Source: Joe Nocera, Op-Ed Columnist, New York Times, October 3, 2011.
In the firestorm over Solyndra, three main criticisms have emerged.
The first is that Solyndra wasn’t ready for prime time and that the Department of Energy, which gave it a $535 million federally guaranteed loan, should have known as much. The second is that Solyndra used political influence to land a loan that was destined to blow up. And the third is that Solyndra’s bankruptcy case shows why government bureaucrats shouldn’t be picking technology winners and losers — or making risky investments that the private sector won’t.
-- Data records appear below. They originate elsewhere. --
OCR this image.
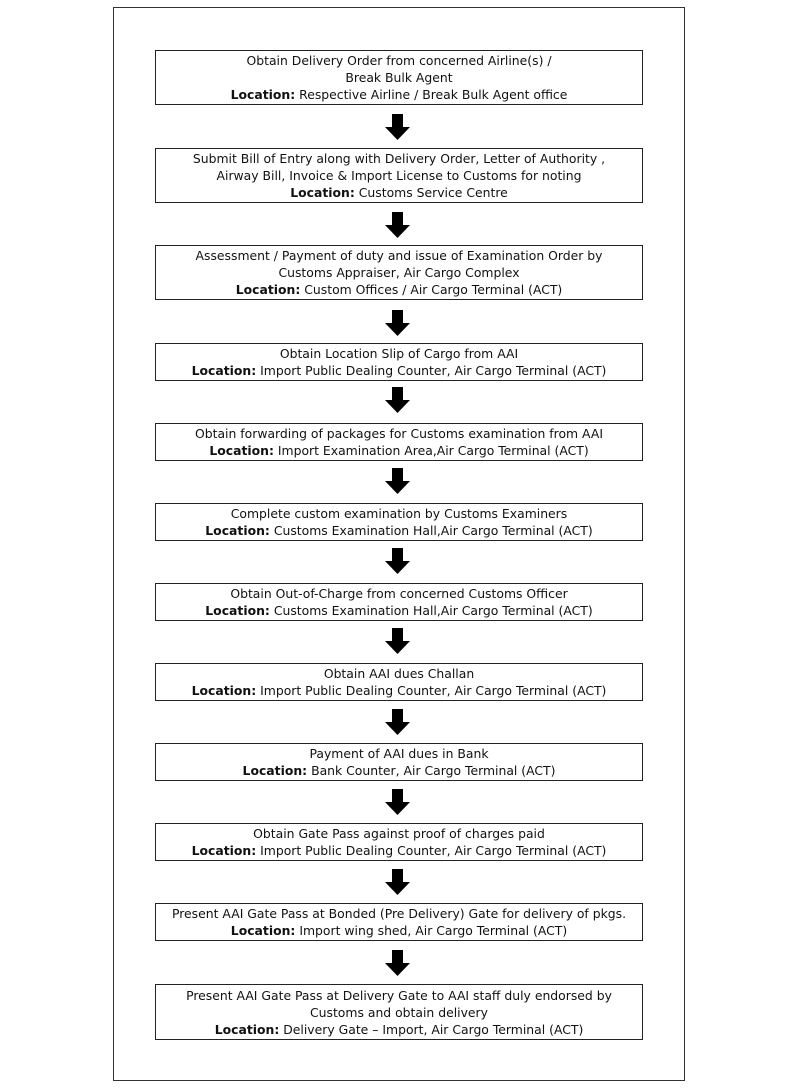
Obtain Delivery Order from concerned Airline(s) /
Break Bulk Agent
Location: Respective Airline / Break Bulk Agent office
Submit Bill of Entry along with Delivery Order, Letter of Authority ,
Airway Bill, Invoice & Import License to Customs for noting
Location: Customs Service Centre
Assessment / Payment of duty and issue of Examination Order by
Customs Appraiser, Air Cargo Complex
Location: Custom Offices / Air Cargo Terminal (ACT)
Obtain Location Slip of Cargo from AAI
Location: Import Public Dealing Counter, Air Cargo Terminal (ACT)
Obtain forwarding of packages for Customs examination from AAI
Location: Import Examination Area,Air Cargo Terminal (ACT)
Complete custom examination by Customs Examiners
Location: Customs Examination Hall,Air Cargo Terminal (ACT)
Obtain Out-of-Charge from concerned Customs Officer
Location: Customs Examination Hall,Air Cargo Terminal (ACT)
Obtain AAI dues Challan
Location: Import Public Dealing Counter, Air Cargo Terminal (ACT)
Payment of AAI dues in Bank
Location: Bank Counter, Air Cargo Terminal (ACT)
Obtain Gate Pass against proof of charges paid
Location: Import Public Dealing Counter, Air Cargo Terminal (ACT)
Present AAI Gate Pass at Bonded (Pre Delivery) Gate for delivery of pkgs.
Location: Import wing shed, Air Cargo Terminal (ACT)
Present AAI Gate Pass at Delivery Gate to AAI staff duly endorsed by
Customs and obtain delivery
Location: Delivery Gate – Import, Air Cargo Terminal (ACT)
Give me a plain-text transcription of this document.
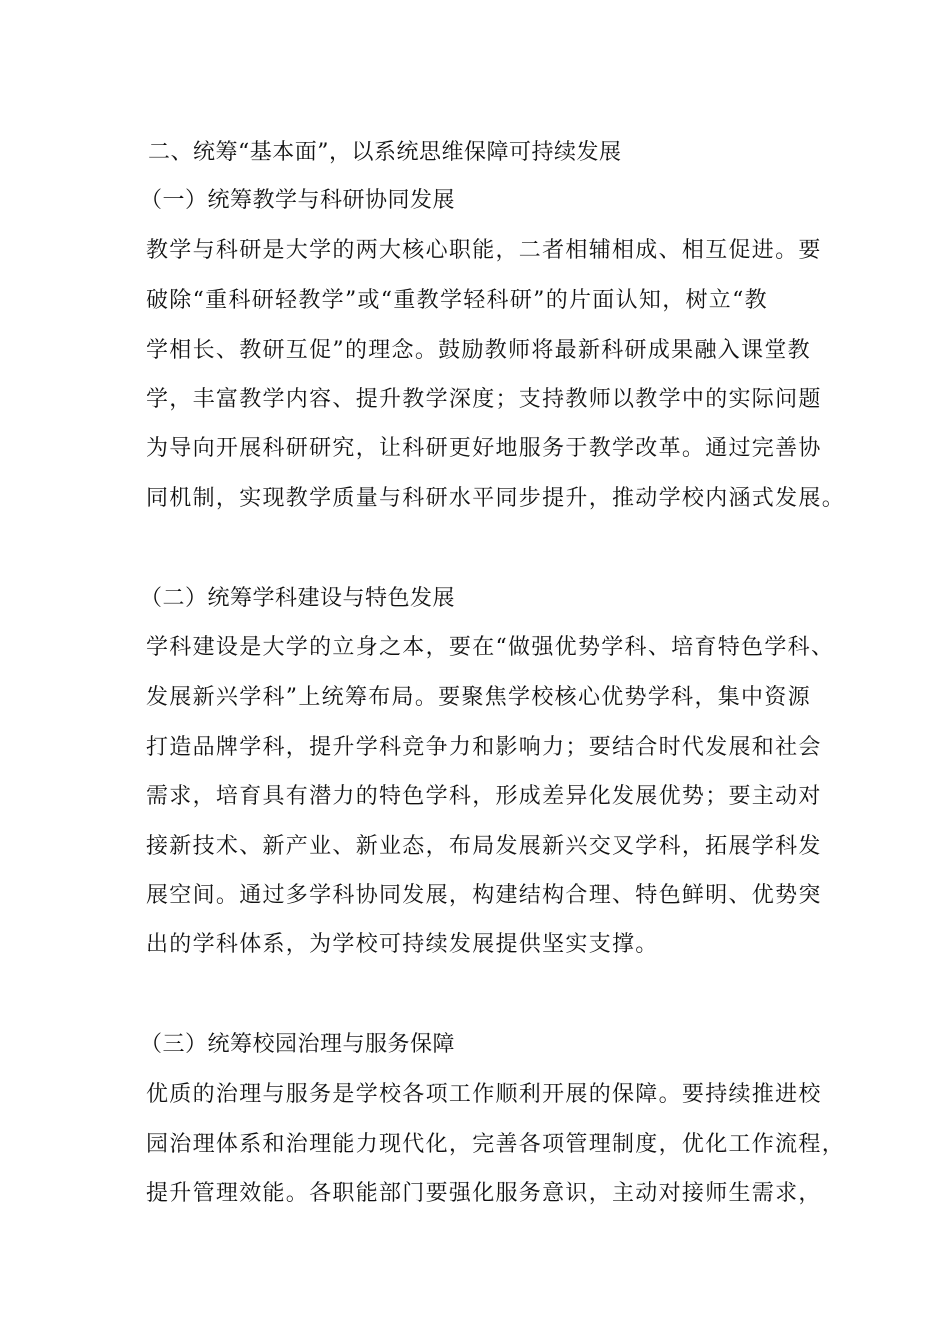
二、统筹“基本面”，以系统思维保障可持续发展
（一）统筹教学与科研协同发展
教学与科研是大学的两大核心职能，二者相辅相成、相互促进。要
破除“重科研轻教学”或“重教学轻科研”的片面认知，树立“教
学相长、教研互促”的理念。鼓励教师将最新科研成果融入课堂教
学，丰富教学内容、提升教学深度；支持教师以教学中的实际问题
为导向开展科研研究，让科研更好地服务于教学改革。通过完善协
同机制，实现教学质量与科研水平同步提升，推动学校内涵式发展。
（二）统筹学科建设与特色发展
学科建设是大学的立身之本，要在“做强优势学科、培育特色学科、
发展新兴学科”上统筹布局。要聚焦学校核心优势学科，集中资源
打造品牌学科，提升学科竞争力和影响力；要结合时代发展和社会
需求，培育具有潜力的特色学科，形成差异化发展优势；要主动对
接新技术、新产业、新业态，布局发展新兴交叉学科，拓展学科发
展空间。通过多学科协同发展，构建结构合理、特色鲜明、优势突
出的学科体系，为学校可持续发展提供坚实支撑。
（三）统筹校园治理与服务保障
优质的治理与服务是学校各项工作顺利开展的保障。要持续推进校
园治理体系和治理能力现代化，完善各项管理制度，优化工作流程，
提升管理效能。各职能部门要强化服务意识，主动对接师生需求，
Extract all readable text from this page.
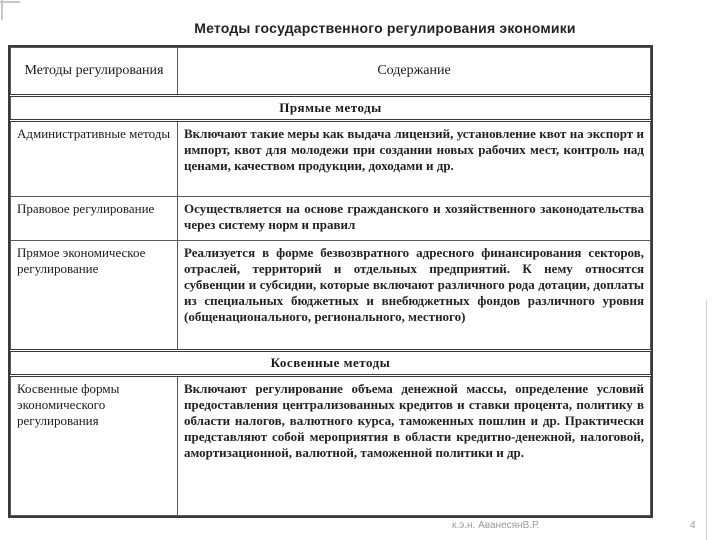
Методы государственного регулирования экономики
Методы регулирования	Содержание
Прямые методы	
Административные методы	Включают такие меры как выдача лицензий, установление квот на экспорт и импорт, квот для молодежи при создании новых рабочих мест, контроль над ценами, качеством продукции, доходами и др.
Правовое регулирование	Осуществляется на основе гражданского и хозяйственного законодательства через систему норм и правил
Прямое экономическое регулирование	Реализуется в форме безвозвратного адресного финансирования секторов, отраслей, территорий и отдельных предприятий. К нему относятся субвенции и субсидии, которые включают различного рода дотации, доплаты из специальных бюджетных и внебюджетных фондов различного уровня (общенационального, регионального, местного)
Косвенные методы	
Косвенные формы экономического регулирования	Включают регулирование объема денежной массы, определение условий предоставления централизованных кредитов и ставки процента, политику в области налогов, валютного курса, таможенных пошлин и др. Практически представляют собой мероприятия в области кредитно-денежной, налоговой, амортизационной, валютной, таможенной политики и др.
к.э.н. АванесянВ.Р.	4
I think we can now safely concede the first point. Although what sunk Solyndra was the unsustainably high price of its innovative solar panels, The Washington Post, The Los Angeles Times and Megan McArdle’s blog at The Atlantic’s Web site have all made a convincing case that, internally, the company was a mess.
The second argument, on the other hand, strikes me as utterly bogus. Yes, there are a few e-mails from inside the government that questioned the loan guarantee. And, yes, Solyndra hired — shocker! — lobbyists. But you can always find, after the fact, “bad documents” that can be twisted to make something innocent sound nefarious.
“I suspect that when all the information finally comes out, there will be very little that is scandalous,” said Jonathan Rothwell, who has studied the Solyndra case as a senior research analyst at the Brookings Institution. Although Republicans will surely try to keep Solyndra in the news until, oh, next November, the scandal will eventually evaporate because there is very little there.
The third criticism is the one that really matters: government “is a crappy vc,” as Obama’s former economic adviser, Larry Summers, put it in another embarrassing e-mail that was recently released as part of a Congressional investigation into Solyndra.